As yet, there's no industry definition for what makes a green security. Financial market participants like Mr Eckhart say the emergence of such standards should remain voluntary, taking a cue from market development and not assume a rigid government-defined character, a step taken by China recently. Non-governmental organisations, in part frustrated by the pace of green bond growth, have also offered solutions.
A record US$46 billion of green bonds were issued worldwide last year, and the market may expand to US$56 billion this year, according to Bloomberg New Energy Finance.
China authorised the first sales of the securities in December, the same month that the People's Bank of China released a Green Financial Bond Initiative defining a national standard for green bonds.
The example set by China may spur faster evolution of voluntary international standards.

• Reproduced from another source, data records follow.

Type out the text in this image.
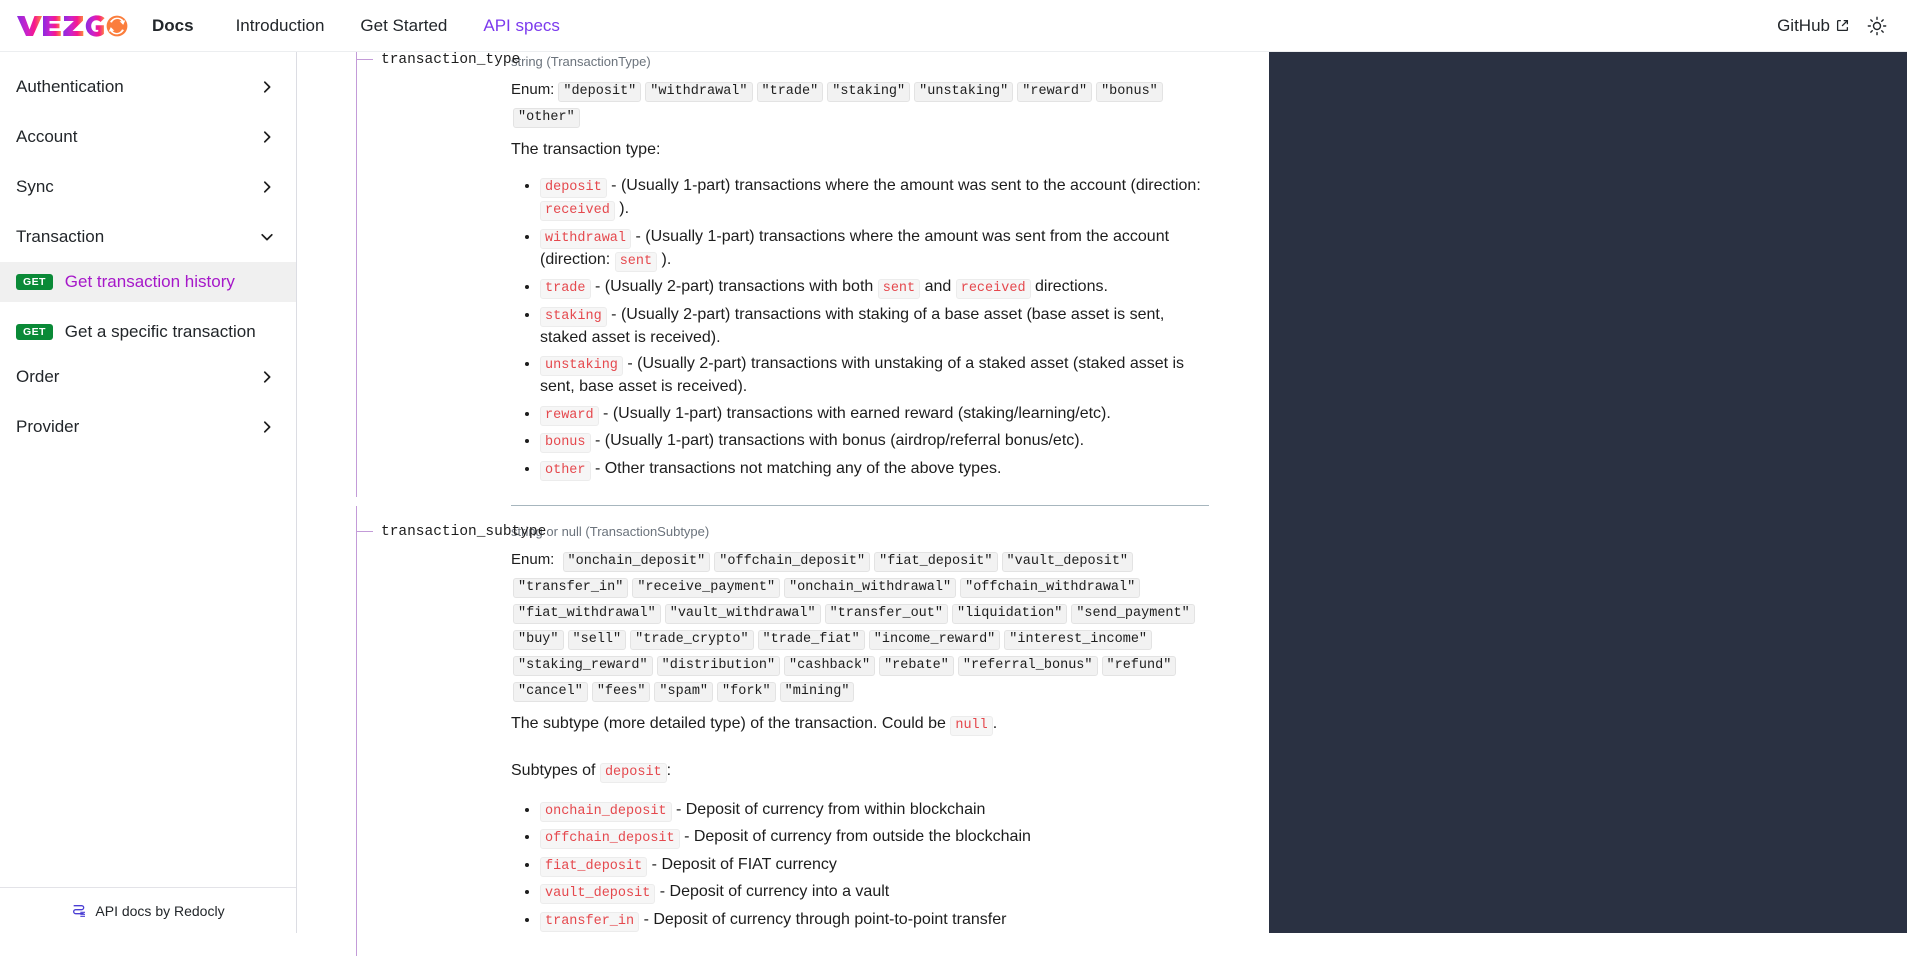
Docs	Introduction	Get Started	API specs	GitHub
Authentication
Account
Sync
Transaction
GET	Get transaction history
GET	Get a specific transaction
Order
Provider
API docs by Redocly
transaction_type
string (TransactionType)
Enum: "deposit" "withdrawal" "trade" "staking" "unstaking" "reward" "bonus""other"
The transaction type:
• deposit - (Usually 1-part) transactions where the amount was sent to the account (direction: received ).
• withdrawal - (Usually 1-part) transactions where the amount was sent from the account (direction: sent ).
• trade - (Usually 2-part) transactions with both sent and received directions.
• staking - (Usually 2-part) transactions with staking of a base asset (base asset is sent, staked asset is received).
• unstaking - (Usually 2-part) transactions with unstaking of a staked asset (staked asset is sent, base asset is received).
• reward - (Usually 1-part) transactions with earned reward (staking/learning/etc).
• bonus - (Usually 1-part) transactions with bonus (airdrop/referral bonus/etc).
• other - Other transactions not matching any of the above types.
transaction_subtype
string or null (TransactionSubtype)
Enum: "onchain_deposit" "offchain_deposit" "fiat_deposit" "vault_deposit""transfer_in" "receive_payment" "onchain_withdrawal" "offchain_withdrawal""fiat_withdrawal" "vault_withdrawal" "transfer_out" "liquidation" "send_payment""buy" "sell" "trade_crypto" "trade_fiat" "income_reward" "interest_income""staking_reward" "distribution" "cashback" "rebate" "referral_bonus" "refund""cancel" "fees" "spam" "fork" "mining"
The subtype (more detailed type) of the transaction. Could be null .
Subtypes of deposit :
• onchain_deposit - Deposit of currency from within blockchain
• offchain_deposit - Deposit of currency from outside the blockchain
• fiat_deposit - Deposit of FIAT currency
• vault_deposit - Deposit of currency into a vault
• transfer_in - Deposit of currency through point-to-point transfer
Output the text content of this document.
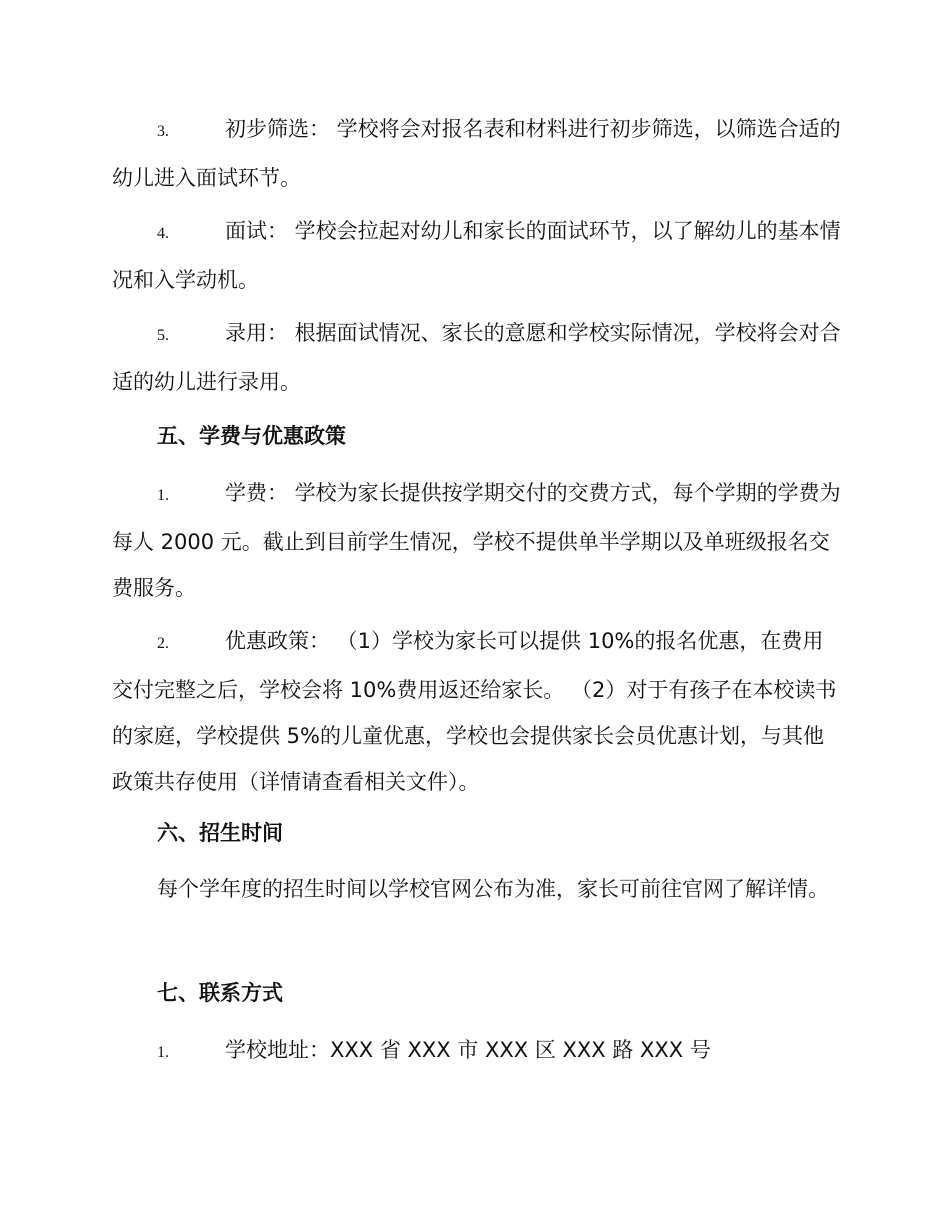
3.	初步筛选： 学校将会对报名表和材料进行初步筛选，以筛选合适的幼儿进入面试环节。
4.	面试： 学校会拉起对幼儿和家长的面试环节，以了解幼儿的基本情况和入学动机。
5.	录用： 根据面试情况、家长的意愿和学校实际情况，学校将会对合适的幼儿进行录用。
五、学费与优惠政策
1.	学费： 学校为家长提供按学期交付的交费方式，每个学期的学费为每人 2000 元。截止到目前学生情况，学校不提供单半学期以及单班级报名交费服务。
2.	优惠政策： （1）学校为家长可以提供 10%的报名优惠，在费用交付完整之后，学校会将 10%费用返还给家长。 （2）对于有孩子在本校读书的家庭，学校提供 5%的儿童优惠，学校也会提供家长会员优惠计划，与其他政策共存使用（详情请查看相关文件）。
六、招生时间
每个学年度的招生时间以学校官网公布为准，家长可前往官网了解详情。
七、联系方式
1.	学校地址：XXX 省 XXX 市 XXX 区 XXX 路 XXX 号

The Green Bond Principles executive committee kick-started work as recently as 2014, made up of 18 leading Green Bond investors, issuers and underwriters.
The group includes Blackrock Inc, Citi, HSBC Holdings Plc, the European Investment Bank - the issuer of the first Green bond in 2007 - and the California State Teachers' Retirement System.
Green bonds are getting a nudge from updated climate pledges submitted to the United Nations, which in December forged a deal involving almost 200 nations vowing to work toward reducing pollution.
Divesting fossil-fuel holdings is accelerating, Mr Eckhart said separately in a speech in the German capital. "The writing's on the wall" for fossil-fuel power generation, the "war is over," he said.
Still, while committed to expanding green bond portfolios, development banks are taking a cautious approach to issuance. Germany's KfW development bank, the nation's third-biggest by assets, will make new loans for climate protection programs worth as much as US$30 billion this year. Its new green bond issuance may reach US$4.5 billion.
Bank of America Corp was the top corporate green bond issuer so far this year, according to Bloomberg data.
The race to define and certify green bonds is being prodded by a few groups. Eleven development banks including the EIB put together a plan in December to harmonise reporting standards for the securities.
BNP Paribas said last month it's working on a bond structure for emission-reduction projects registered with the United Nations.